Werden dann automatisch alle bisherigen, selbst die noch in Verkauf stehenden Boards zu dieser HDD inkompatibel? Oder wird für die betreffenden Boards mit BIOS-Backup-to-HDD damit das EOL eingeläutet?
Warum? Jede Platte über 2,2TB kann leider nur mehr im Vista mittels EFI/GPT(=dynamische) Partitionierung in voller Kapazität betrieben werden, und damit ist dann unter Windows wirklich jede dieser von einem anderen Board eingeschleppten HDD's (und auch alle neu ans Board gehängte Kapazitätsmonster) vom Szenario 4 bis 8 betroffen, und nicht nur ein paar bedauernswerte exotischen Einzelfälle.
Schöne Aussichten also...
(Auszug meines Beitrags vom 07.01.2009)
Abschließend noch ein Kommentar zum zugehörigen HardTecs4U Artikel:
Ist die Festplatte in den hinteren Bereichen leer, oder die Partitionierung wurde mit dem Windows-Setup oder dem Linux-Tool "fdisk" durchgeführt, so besteht keine Gefahr. Die beiden genannten Partitionierungs-Tools lassen am Ende jeder Festplatte einige Megabyte Platz, so dass es zu keinem Verlust durch die Kopie kommt.
Das ist nur bedingt richtig. Bei HDD’s über 80GB ist mir noch keine untergekommen, welche nicht genügend Platz selbst bei Anlegen einer maximal möglichen Basic-MBR-Partition lassen würden.

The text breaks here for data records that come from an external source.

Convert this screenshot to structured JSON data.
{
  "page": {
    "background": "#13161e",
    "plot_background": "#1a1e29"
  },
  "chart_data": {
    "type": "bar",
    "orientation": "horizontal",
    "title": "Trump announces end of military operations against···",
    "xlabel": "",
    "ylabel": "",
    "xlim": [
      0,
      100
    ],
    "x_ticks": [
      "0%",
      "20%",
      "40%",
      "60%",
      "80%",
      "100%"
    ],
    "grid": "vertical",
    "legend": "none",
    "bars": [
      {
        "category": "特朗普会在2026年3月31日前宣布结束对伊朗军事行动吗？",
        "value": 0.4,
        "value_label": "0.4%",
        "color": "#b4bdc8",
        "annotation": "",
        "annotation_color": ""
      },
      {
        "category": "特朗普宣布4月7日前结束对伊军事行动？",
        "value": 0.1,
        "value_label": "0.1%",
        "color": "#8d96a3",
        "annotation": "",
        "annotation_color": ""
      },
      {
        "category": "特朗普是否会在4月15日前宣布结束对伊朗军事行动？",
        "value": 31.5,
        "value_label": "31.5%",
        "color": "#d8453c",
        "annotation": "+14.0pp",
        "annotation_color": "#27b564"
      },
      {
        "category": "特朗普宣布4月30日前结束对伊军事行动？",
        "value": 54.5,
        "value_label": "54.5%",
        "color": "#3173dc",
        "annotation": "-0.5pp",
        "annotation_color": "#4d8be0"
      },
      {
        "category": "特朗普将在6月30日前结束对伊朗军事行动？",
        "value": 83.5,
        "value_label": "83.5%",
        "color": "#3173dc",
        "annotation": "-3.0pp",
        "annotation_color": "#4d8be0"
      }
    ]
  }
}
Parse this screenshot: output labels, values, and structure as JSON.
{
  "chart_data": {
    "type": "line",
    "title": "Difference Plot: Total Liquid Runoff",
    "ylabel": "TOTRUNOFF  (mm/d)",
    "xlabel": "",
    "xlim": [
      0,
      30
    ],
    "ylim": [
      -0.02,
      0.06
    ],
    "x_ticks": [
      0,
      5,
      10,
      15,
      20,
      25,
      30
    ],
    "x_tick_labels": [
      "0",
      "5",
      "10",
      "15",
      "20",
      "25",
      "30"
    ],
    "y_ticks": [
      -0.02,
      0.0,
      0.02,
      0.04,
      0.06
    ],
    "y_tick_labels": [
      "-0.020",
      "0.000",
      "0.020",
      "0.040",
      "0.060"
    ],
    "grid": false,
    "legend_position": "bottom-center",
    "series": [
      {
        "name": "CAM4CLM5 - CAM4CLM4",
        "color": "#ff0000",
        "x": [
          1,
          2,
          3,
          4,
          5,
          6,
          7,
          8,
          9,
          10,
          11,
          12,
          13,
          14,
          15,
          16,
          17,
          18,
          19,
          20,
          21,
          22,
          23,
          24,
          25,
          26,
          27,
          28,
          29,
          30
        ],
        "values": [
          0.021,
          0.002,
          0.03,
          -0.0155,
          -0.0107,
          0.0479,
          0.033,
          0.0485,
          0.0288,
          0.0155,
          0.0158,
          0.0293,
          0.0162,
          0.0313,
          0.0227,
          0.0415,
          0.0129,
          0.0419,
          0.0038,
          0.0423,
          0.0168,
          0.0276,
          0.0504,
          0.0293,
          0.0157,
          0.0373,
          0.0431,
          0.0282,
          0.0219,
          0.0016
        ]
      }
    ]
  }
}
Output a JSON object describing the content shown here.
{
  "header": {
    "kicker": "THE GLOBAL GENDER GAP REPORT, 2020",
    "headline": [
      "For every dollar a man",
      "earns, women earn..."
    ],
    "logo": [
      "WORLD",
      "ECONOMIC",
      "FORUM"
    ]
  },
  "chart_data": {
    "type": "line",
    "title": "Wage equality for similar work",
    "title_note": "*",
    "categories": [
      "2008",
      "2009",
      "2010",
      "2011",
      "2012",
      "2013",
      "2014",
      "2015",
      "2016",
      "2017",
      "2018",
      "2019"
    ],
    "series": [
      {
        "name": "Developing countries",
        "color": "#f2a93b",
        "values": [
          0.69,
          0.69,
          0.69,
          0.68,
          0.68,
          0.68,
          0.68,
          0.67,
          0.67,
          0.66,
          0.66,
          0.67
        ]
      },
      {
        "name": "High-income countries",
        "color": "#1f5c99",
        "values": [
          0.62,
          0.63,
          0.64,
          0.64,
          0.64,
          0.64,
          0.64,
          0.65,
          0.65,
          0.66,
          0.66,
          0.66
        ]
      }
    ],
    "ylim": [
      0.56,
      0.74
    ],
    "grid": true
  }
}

Es gibt aber einen feinen Unterschied in der Methode, welche die beiden genannten Komponenten unterscheidet: während im Windows darauf geachtet wird, dass mindestens 2048 Sektoren hinter dem letzten Partitionsende für eine spätere Umwandlung in eine „dynamic disk“ freigehalten werden, bietet das Linux-Tool diesen Platzhalter nicht. Bei kleineren Platten, z.B. 20GB, kann daher dieser freie Bereich gar nicht oder nur in ungenügender Größe vorhanden sein.